In klassischen Unternehmen geht es häufig darum, die stabilisierenden Elemente (z.B. „Reportingsysteme“) anzupassen, weiterzuentwickeln und die dynamischen (z.B. „flache Hierarchien“) zu entwickeln, zuzulassen.
In Start-Ups, die wir häufig in ihrer Entwicklung begleiten, geht es eher um das Bewahren der dynamischen Elemente, die Kultur-prägend sind bei gleichzeitiger Entwicklung von stabilisierenden Elementen (z.B. „Standards, die Effizienz fördern“).
Diese Unterscheidung ist natürlich recht holzschnittartig, mag aber eine erste Orientierung geben.

 

Wie finden wir heraus, wo wir in Sachen Agilität stehen?

Beide Perspektiven, Dynamik/Flexibilität und Steuerung/Stabilität beinhalten jeweils diverse Unterpunkte – also verschiedene Bereiche anhand derer sich die Ist-Situation im Unternehmen detailliert analysieren lässt.

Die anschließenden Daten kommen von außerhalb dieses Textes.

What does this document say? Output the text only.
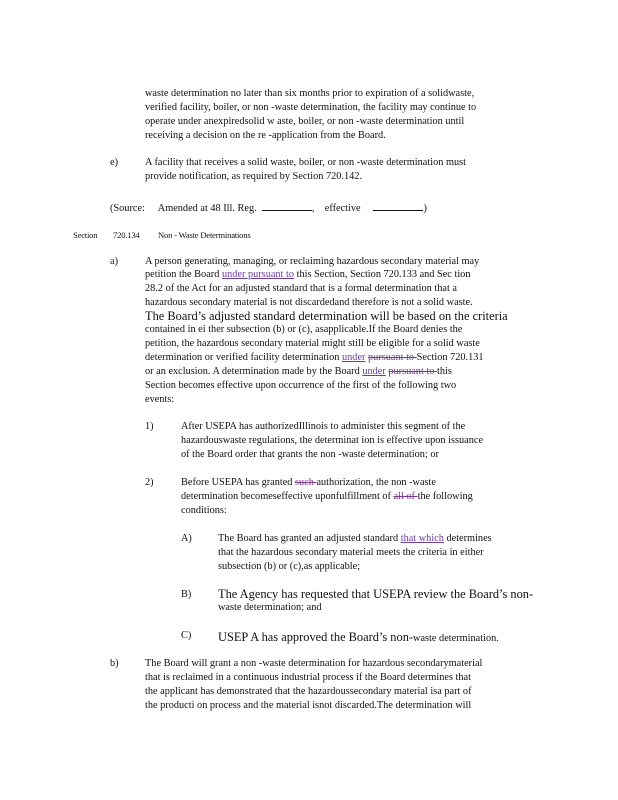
waste determination no later than six months prior to expiration of a solidwaste,
verified facility, boiler, or non -waste determination, the facility may continue to
operate under anexpiredsolid w aste, boiler, or non -waste determination until
receiving a decision on the re -application from the Board.
e)	A facility that receives a solid waste, boiler, or non -waste determination must
provide notification, as required by Section 720.142.
(Source: Amended at 48 Ill. Reg.	,    effective	)
Section 720.134 Non - Waste Determinations
a)	A person generating, managing, or reclaiming hazardous secondary material may
petition the Board under pursuant to this Section, Section 720.133 and Sec tion
28.2 of the Act for an adjusted standard that is a formal determination that a
hazardous secondary material is not discardedand therefore is not a solid waste.
The Board’s adjusted standard determination will be based on the criteria
contained in ei ther subsection (b) or (c), asapplicable.If the Board denies the
petition, the hazardous secondary material might still be eligible for a solid waste
determination or verified facility determination under pursuant to Section 720.131
or an exclusion. A determination made by the Board under pursuant to this
Section becomes effective upon occurrence of the first of the following two
events:
1)	After USEPA has authorizedIllinois to administer this segment of the
hazardouswaste regulations, the determinat ion is effective upon issuance
of the Board order that grants the non -waste determination; or
2)	Before USEPA has granted such authorization, the non -waste
determination becomeseffective uponfulfillment of all of the following
conditions:
A)	The Board has granted an adjusted standard that which determines
that the hazardous secondary material meets the criteria in either
subsection (b) or (c),as applicable;
B) The Agency has requested that USEPA review the Board’s non-
waste determination; and
C) USEP A has approved the Board’s non-waste determination.
b)	The Board will grant a non -waste determination for hazardous secondarymaterial
that is reclaimed in a continuous industrial process if the Board determines that
the applicant has demonstrated that the hazardoussecondary material isa part of
the producti on process and the material isnot discarded.The determination will
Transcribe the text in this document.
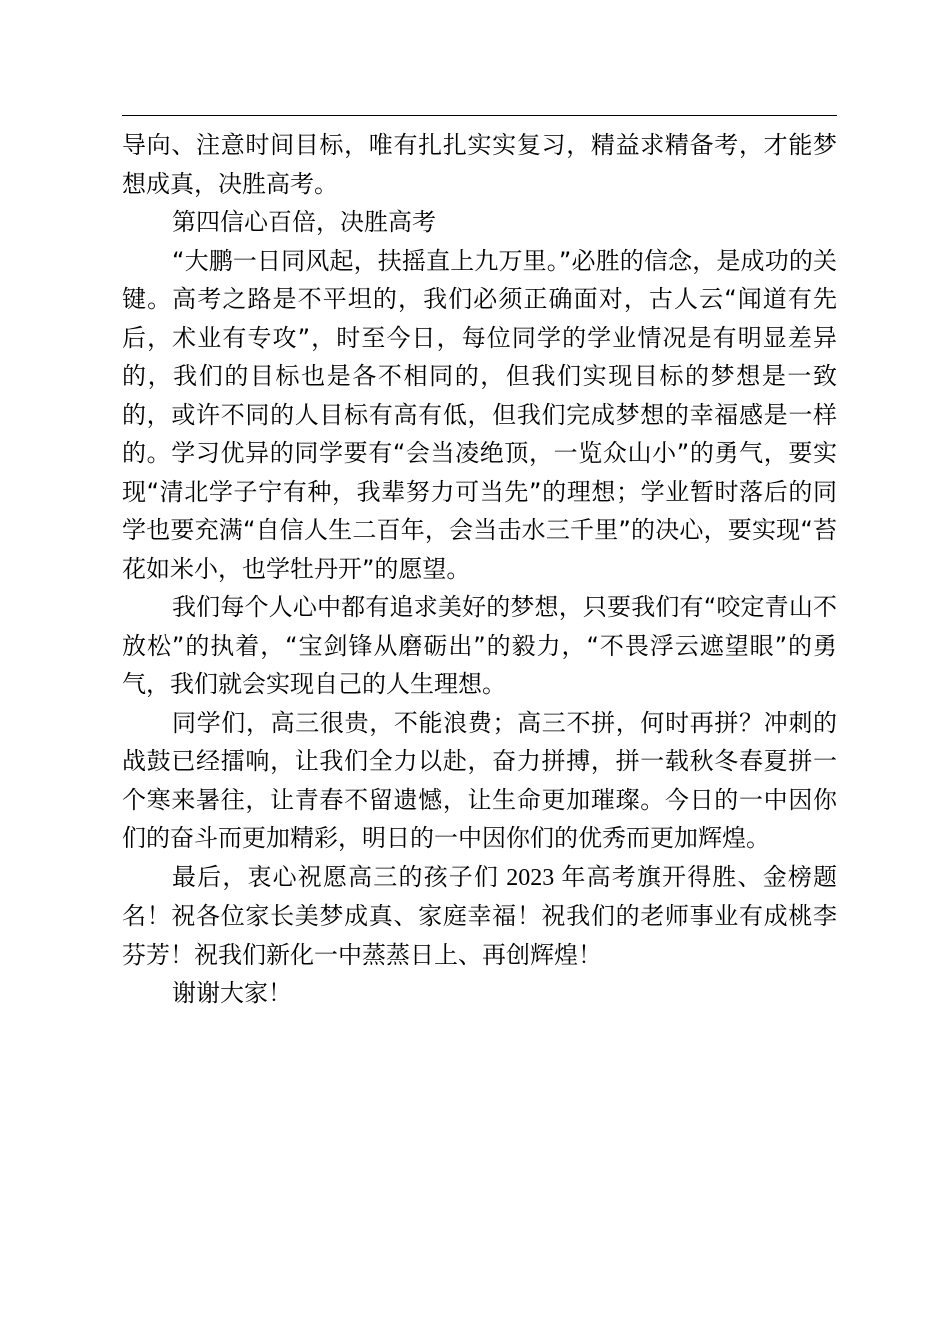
导向、注意时间目标，唯有扎扎实实复习，精益求精备考，才能梦想成真，决胜高考。

第四信心百倍，决胜高考

“大鹏一日同风起，扶摇直上九万里。”必胜的信念，是成功的关键。高考之路是不平坦的，我们必须正确面对，古人云“闻道有先后，术业有专攻”，时至今日，每位同学的学业情况是有明显差异的，我们的目标也是各不相同的，但我们实现目标的梦想是一致的，或许不同的人目标有高有低，但我们完成梦想的幸福感是一样的。学习优异的同学要有“会当凌绝顶，一览众山小”的勇气，要实现“清北学子宁有种，我辈努力可当先”的理想；学业暂时落后的同学也要充满“自信人生二百年，会当击水三千里”的决心，要实现“苔花如米小，也学牡丹开”的愿望。

我们每个人心中都有追求美好的梦想，只要我们有“咬定青山不放松”的执着，“宝剑锋从磨砺出”的毅力，“不畏浮云遮望眼”的勇气，我们就会实现自己的人生理想。

同学们，高三很贵，不能浪费；高三不拼，何时再拼？冲刺的战鼓已经擂响，让我们全力以赴，奋力拼搏，拼一载秋冬春夏拼一个寒来暑往，让青春不留遗憾，让生命更加璀璨。今日的一中因你们的奋斗而更加精彩，明日的一中因你们的优秀而更加辉煌。

最后，衷心祝愿高三的孩子们 2023 年高考旗开得胜、金榜题名！祝各位家长美梦成真、家庭幸福！祝我们的老师事业有成桃李芬芳！祝我们新化一中蒸蒸日上、再创辉煌！

谢谢大家！
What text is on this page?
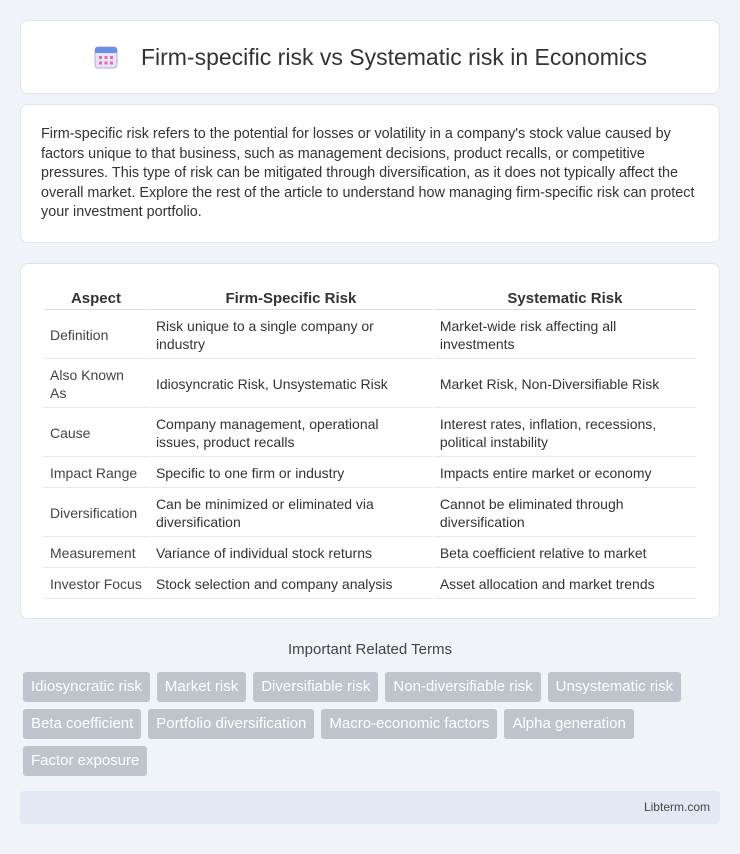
Firm-specific risk vs Systematic risk in Economics

Firm-specific risk refers to the potential for losses or volatility in a company's stock value caused by factors unique to that business, such as management decisions, product recalls, or competitive pressures. This type of risk can be mitigated through diversification, as it does not typically affect the overall market. Explore the rest of the article to understand how managing firm-specific risk can protect your investment portfolio.

Aspect	Firm-Specific Risk	Systematic Risk
Definition	Risk unique to a single company or industry	Market-wide risk affecting all investments
Also Known As	Idiosyncratic Risk, Unsystematic Risk	Market Risk, Non-Diversifiable Risk
Cause	Company management, operational issues, product recalls	Interest rates, inflation, recessions, political instability
Impact Range	Specific to one firm or industry	Impacts entire market or economy
Diversification	Can be minimized or eliminated via diversification	Cannot be eliminated through diversification
Measurement	Variance of individual stock returns	Beta coefficient relative to market
Investor Focus	Stock selection and company analysis	Asset allocation and market trends
Important Related Terms
Idiosyncratic risk	Market risk	Diversifiable risk	Non-diversifiable risk	Unsystematic risk
Beta coefficient	Portfolio diversification	Macro-economic factors	Alpha generation
Factor exposure
Libterm.com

Im Bereich steuernde und stabilisierende Elemente sind die wesentlichen Unterpunkte folgende:

  1. Gemeinsame Werte und Vision
  2. Unterstützende, unternehmerische Führung auf Augenhöhe
  3. Standards, die Effizienz fördern
  4. Mess- und zuordenbare Leistung (nach Personen und Bereichen)
  5. Klarheit über Entscheidungswege, Verantwortlichkeiten und Befugnisse der jeweiligen Einheit
  6. Auswahl innovativer Mitarbeiter

Im Bereich Flexibilität und Dynamik gibt es diese Bereiche:

  1. Strukturen/ Rollen
  2. Transparente Kommunikation
  3. Möglichkeiten finden und probieren
  4. Flache Hierarchien und Selbstverantwortung
  5. Freier Zugang zu Tools und Systemen
  6. Lebenslanges Lernen
  7. Netzwerke und Partnerschaften
  8. Schnelles Testen neuer Ideen (80%/MVPs)
  9. Arbeitsumfeld („New Work“)
Auf einige dieser Unterpunkte wollen wir im Folgenden beispielhaft eingehen.

 

Steuerung und Stabilisierung

Die steuernden und stabilisierenden Elemente stehen der Agilität keineswegs zwangsläufig im Wege.
Im Gegenteil: Stabilität ist das Rückgrat der Organisation. Das heißt: der Anspruch möglichst schnell flexibel und agil zu werden und dabei der Basis die Stabilität zu rauben, kann natürlich nicht Ziel einer Unternehmensentwicklung sein. Die steuernden oder stabilisierenden Elemente sind weiterzuentwickeln, den neuen Gegebenheiten anzupassen – aber nicht weg zu lassen!
Fragen Sie sich:
In wie weit gibt es in unserem Unternehmen steuernde und stabilisierende Elemente?
Steuernde oder stabilisierende Elemente sind zum Beispiel:
  • Haben wir eine gemeinsame Vision? Welche ist das?
  • Gibt es gemeinsame und geteilte Werte? Welche sind das?
  • Hat unser Unternehmen Standards, die Effizienz fördern?
  • Führt die Führung so, dass sie unternehmerisch – also unterstützend ist?
    Oder ist die Führung eher Controller und verlangt Reportings von den Mitarbeitern?
  • Herrscht Klarheit über Entscheidungswege, Verantwortlichkeiten und Befugnisse der jeweiligen Einheit?
Wir werfen mal einen Blick darauf, was einzelne steuernde Elemente im Hinblick auf Agilität bedeuten können.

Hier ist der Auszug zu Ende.